Kurznachrichten

Dügida-Chefin wegen „Volksverhetzung“ („Wir wollen keine Salafistenschweine“) zu acht Monaten Gefängnis auf Bewährung verurteilt



Deutsche Gerichte urteilen bereits wie Gerichte in islamischen Ländern

Die in die zehntausenden gehenden fundamental-islamischen Salfisten gelten als eine der größten Bedrohungen für den deutschen Staat. Doch von diesem haben sie so gut wie nichts zu befürchten. Aber wer sie kritisiert – und ein Deutscher ist – lernt den Staat so richtig kennen:

Melanie Dittmer (s. Foto oben), Chefin des Düsseldorfer Pegida-Ablegers Dügida, wurde vor wenigen Stunden zu einer achtmonatigen Haftstrafe auf Bewährung verurteilt, weil sie vor einer Düsseldorfer Moschee zum Beispiel lautstark „wir wollen keine Salafistenschweine“ skandiert habe.

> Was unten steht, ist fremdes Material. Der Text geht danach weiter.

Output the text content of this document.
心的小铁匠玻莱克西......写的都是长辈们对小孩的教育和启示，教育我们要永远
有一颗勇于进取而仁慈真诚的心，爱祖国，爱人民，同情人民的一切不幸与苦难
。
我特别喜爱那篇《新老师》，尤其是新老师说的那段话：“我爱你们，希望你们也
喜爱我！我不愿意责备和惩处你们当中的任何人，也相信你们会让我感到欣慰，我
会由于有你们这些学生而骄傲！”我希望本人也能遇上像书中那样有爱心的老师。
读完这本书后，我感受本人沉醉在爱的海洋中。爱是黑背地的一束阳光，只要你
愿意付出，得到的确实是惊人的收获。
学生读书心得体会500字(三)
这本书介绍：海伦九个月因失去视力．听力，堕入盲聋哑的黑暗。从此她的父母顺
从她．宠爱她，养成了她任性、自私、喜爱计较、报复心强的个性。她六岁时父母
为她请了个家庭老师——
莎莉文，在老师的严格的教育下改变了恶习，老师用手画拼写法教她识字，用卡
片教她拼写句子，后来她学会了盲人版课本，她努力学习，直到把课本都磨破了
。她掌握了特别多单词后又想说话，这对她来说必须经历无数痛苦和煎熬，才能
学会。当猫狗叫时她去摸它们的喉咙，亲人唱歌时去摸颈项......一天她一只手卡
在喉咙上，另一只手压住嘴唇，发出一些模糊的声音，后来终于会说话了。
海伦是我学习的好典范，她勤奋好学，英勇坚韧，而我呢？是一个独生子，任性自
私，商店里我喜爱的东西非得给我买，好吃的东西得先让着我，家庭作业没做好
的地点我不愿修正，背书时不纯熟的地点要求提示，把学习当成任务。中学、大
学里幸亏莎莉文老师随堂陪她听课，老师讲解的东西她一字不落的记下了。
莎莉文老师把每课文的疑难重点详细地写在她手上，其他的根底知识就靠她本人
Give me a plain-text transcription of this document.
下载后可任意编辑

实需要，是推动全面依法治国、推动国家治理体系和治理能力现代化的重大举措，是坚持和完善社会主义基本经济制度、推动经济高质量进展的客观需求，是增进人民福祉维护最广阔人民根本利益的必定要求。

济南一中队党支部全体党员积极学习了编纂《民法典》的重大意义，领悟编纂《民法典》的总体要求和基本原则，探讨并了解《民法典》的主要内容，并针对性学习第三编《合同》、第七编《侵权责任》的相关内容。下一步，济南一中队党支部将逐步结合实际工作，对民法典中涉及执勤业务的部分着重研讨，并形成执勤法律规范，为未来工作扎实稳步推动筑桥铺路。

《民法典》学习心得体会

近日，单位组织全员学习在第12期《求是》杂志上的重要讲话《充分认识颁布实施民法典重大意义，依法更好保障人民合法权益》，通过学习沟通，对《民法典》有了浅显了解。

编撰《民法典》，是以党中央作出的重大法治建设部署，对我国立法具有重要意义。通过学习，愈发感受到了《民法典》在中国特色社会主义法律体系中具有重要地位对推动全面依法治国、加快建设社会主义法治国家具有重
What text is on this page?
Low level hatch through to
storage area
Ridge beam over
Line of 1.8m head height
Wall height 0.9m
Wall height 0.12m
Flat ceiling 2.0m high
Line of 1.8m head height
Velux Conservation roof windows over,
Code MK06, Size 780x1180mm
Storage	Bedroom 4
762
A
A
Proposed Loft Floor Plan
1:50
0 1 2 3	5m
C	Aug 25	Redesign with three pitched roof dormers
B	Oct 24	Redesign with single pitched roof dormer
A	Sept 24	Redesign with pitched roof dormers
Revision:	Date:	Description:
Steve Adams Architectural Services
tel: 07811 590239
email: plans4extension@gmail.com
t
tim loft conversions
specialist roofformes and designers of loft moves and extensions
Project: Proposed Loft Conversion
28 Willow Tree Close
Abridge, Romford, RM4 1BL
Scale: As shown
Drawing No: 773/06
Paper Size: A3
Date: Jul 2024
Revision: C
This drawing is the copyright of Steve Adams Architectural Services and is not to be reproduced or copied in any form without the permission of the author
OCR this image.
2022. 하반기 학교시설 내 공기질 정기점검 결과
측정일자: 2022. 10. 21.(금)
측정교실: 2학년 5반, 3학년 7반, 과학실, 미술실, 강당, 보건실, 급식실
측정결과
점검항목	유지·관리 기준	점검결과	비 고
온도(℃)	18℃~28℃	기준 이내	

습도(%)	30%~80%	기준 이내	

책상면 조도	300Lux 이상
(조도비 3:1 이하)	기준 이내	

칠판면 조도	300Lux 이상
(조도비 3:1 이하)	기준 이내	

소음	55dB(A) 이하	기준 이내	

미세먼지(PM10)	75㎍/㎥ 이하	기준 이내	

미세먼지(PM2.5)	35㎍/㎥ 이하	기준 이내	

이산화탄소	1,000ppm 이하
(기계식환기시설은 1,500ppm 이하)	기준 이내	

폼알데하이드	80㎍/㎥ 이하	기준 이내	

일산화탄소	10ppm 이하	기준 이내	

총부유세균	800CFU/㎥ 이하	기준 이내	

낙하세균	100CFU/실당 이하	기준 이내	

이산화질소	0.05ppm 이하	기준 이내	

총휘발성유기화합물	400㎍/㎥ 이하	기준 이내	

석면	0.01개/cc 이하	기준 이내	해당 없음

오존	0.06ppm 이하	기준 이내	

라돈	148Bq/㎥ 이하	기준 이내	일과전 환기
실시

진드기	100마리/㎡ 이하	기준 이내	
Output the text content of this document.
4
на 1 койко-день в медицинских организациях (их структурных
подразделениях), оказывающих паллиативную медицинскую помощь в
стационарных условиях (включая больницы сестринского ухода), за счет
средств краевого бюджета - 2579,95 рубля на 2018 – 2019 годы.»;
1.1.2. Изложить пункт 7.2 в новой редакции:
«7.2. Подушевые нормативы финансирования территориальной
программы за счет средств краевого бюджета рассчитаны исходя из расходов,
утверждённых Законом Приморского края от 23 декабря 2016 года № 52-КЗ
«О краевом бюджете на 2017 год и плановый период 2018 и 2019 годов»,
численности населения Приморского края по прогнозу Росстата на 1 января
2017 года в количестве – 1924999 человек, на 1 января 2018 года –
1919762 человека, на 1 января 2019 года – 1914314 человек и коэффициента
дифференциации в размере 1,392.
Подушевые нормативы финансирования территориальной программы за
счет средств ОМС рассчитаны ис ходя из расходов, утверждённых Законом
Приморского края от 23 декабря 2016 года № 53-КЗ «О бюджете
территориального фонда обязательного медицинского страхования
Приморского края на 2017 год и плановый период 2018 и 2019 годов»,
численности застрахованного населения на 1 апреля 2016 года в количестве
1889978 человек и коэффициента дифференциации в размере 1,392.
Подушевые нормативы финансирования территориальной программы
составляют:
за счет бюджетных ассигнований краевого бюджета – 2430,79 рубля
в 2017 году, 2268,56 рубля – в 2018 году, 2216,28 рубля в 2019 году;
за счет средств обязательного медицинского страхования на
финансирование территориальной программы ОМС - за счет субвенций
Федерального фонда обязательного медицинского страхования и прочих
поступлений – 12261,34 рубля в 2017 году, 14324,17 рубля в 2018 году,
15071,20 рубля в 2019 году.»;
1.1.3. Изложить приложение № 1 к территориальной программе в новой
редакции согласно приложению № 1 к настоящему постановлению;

Wir erinnern uns: Im selben Bundesland NRW skandierten hunderte Moslems im Sommer 2014 „Juden ins Gas“. Konsequenzen für die Rufer: Keine. Der NRW-Innenmninister Jäger stellte alle Ermittlungen gegen die Rufer ein.

Beide Vorfälle – die von Dittmer vom heutigen Tag und die der „Juden-ins-Gas“-Rufer haben eine interessante Gemeinsamkeit: Genau so würden islamische Richter in islamischen Ländern urteilen. Freiheit für moslemische Juden-Feinde, Gefängnis für Menachen, die den Islam kritisieren. Denn die Scharia fordert sogar ausdrücklich den Tod von allen, die Mohammed oder den Islam kritisieren. In zahlreichen islamischen Ländern wird die Todesstrafe auch heute noch durchgeführt.

Längst haben wir eine Scharisierung nicht nur der Gerichtsbarkeit, sondern der deutschen Gesellschaft.